VMware Cloud Community
x007alfa
Enthusiast
Enthusiast

vSphere HA Cluster - Something is missing and I don't know what...

Hi all,

I have a newly formed cluster in my lab.

My cluster is composed as follows:

  1. 3x HPE DL380 Gen8. specs:
    1. 2x Intel Xeon E5-2670v2 10c/20t;
    2. 16*8GB DDR3 ECC (tot 128GB);
    3. 2x SAS 15k rpm 146GB disks as local swap location;
    4. ESXi is installed on a 32GB SD card;
    5. 530FLR-SFP+ (Dual port 10gbps SFP+ card flexibleLom);
    6. X520-DA1 (Single port 10gbps SFP+ card pcie);
    7. I350-T4 (Quad Port 1gbps RJ45 card pcie);
  2. 1x Dell PowerConnect 8024F 24 port SFP+ 10gbps switch;
  3. 1x HPE StoreVirtual 4530. specs:
    1. 12x HPE SAS 15k rpm 600GB SAS drives in RAID6;
    2. X520-DA2 (Dual port 10gbps card);

I used the 530flrs to connect to the SAN via the switch.

I used the 520-da1 and 1 of the 1gbps nics for my vmnetwork and configured the 1gbps port to be in standby for failover.

I used 2 more ports on the i350 to make a gateways network as I have a pfsense instance running on the cluster.

The cluster is up as of right now.

I installed ESXi 7.0.0 HPE Custom Image and I deplyed the relative VCSA on host1 to manage the cluster.
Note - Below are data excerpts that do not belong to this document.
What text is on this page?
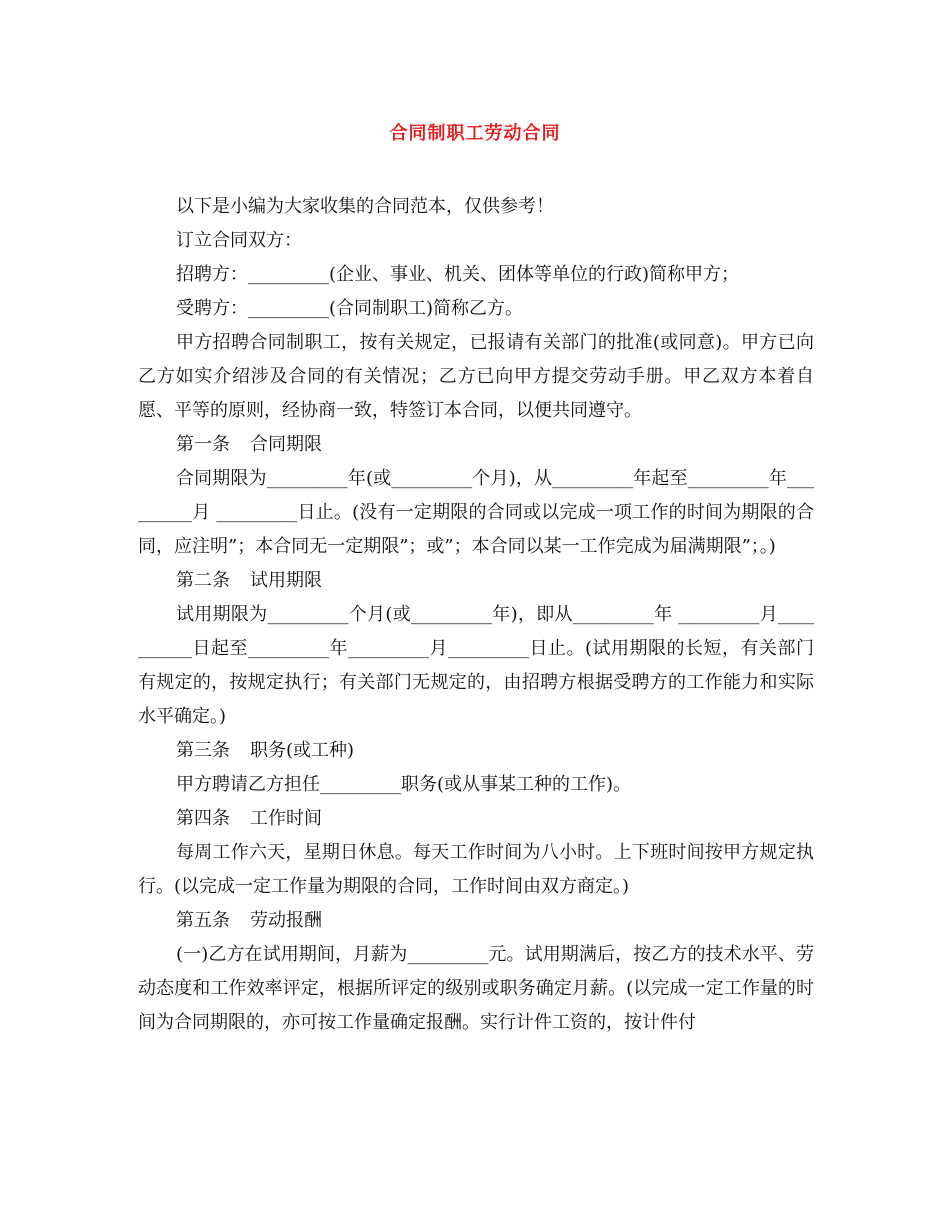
合同制职工劳动合同

以下是小编为大家收集的合同范本，仅供参考！

订立合同双方：

招聘方：_________(企业、事业、机关、团体等单位的行政)简称甲方；

受聘方：_________(合同制职工)简称乙方。

甲方招聘合同制职工，按有关规定，已报请有关部门的批准(或同意)。甲方已向乙方如实介绍涉及合同的有关情况；乙方已向甲方提交劳动手册。甲乙双方本着自愿、平等的原则，经协商一致，特签订本合同，以便共同遵守。

第一条 合同期限

合同期限为_________年(或_________个月)，从_________年起至_________年_________月 _________日止。(没有一定期限的合同或以完成一项工作的时间为期限的合同，应注明”；本合同无一定期限”；或”；本合同以某一工作完成为届满期限”；。)

第二条 试用期限

试用期限为_________个月(或_________年)，即从_________年 _________月__________日起至_________年_________月_________日止。(试用期限的长短，有关部门有规定的，按规定执行；有关部门无规定的，由招聘方根据受聘方的工作能力和实际水平确定。)

第三条 职务(或工种)

甲方聘请乙方担任_________职务(或从事某工种的工作)。

第四条 工作时间

每周工作六天，星期日休息。每天工作时间为八小时。上下班时间按甲方规定执行。(以完成一定工作量为期限的合同，工作时间由双方商定。)

第五条 劳动报酬

(一)乙方在试用期间，月薪为_________元。试用期满后，按乙方的技术水平、劳动态度和工作效率评定，根据所评定的级别或职务确定月薪。(以完成一定工作量的时间为合同期限的，亦可按工作量确定报酬。实行计件工资的，按计件付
All guides I follow get me to the point where HA should be enabled but something is missing...

I have HA enabled now but cluster has a yellow triangle on it and says that there are a few VMs waiting for HA failover retry... whatever that means...

If then I head to HA monitoring I see that Host2 is the master and that there are no hosts connected to it........ O.O"

What should I do? I'm stuck.....

Thanks for any help...

Fabio

0 Kudos
29 Replies
x007alfa
Enthusiast
Enthusiast

fun thing is I have all that XD

Management network is good with redundant nics...

PING rtt is less then 1ms between all of them... like way less... if I remember correctly is in the 0.350ms range...

Shared storage... yes I have a SAN (StoreVirtual 4530)...

0 Kudos
x007alfa
Enthusiast
Enthusiast

Oh and fun thing is that now I tryied opening a support request and the submission page apparently is broken....... way to go VMWare... I open up the Diagnostic page of chrome and is full of errors...

0 Kudos
x007alfa
Enthusiast
Enthusiast

Please someone has ever experienced this kind of problems? I don't know how to get it to work and vmware docs are useless in this scenario... I didn't find a single document explaining what to do to diagnose improper configuration or communication problems between the hosts... I followed the guides... am I just this unluky???

I cannot open a ticket... the menus are all empty on my browser and chrome is just slammed full of errors in the console for dev when I open the support page...

0 Kudos
scott28tt
VMware Employee
VMware Employee

There's plenty of information here, including a checklist - hopefully something to help you: https://docs.vmware.com/en/VMware-vSphere/7.0/com.vmware.vsphere.avail.doc/GUID-5432CA24-14F1-44E3-8...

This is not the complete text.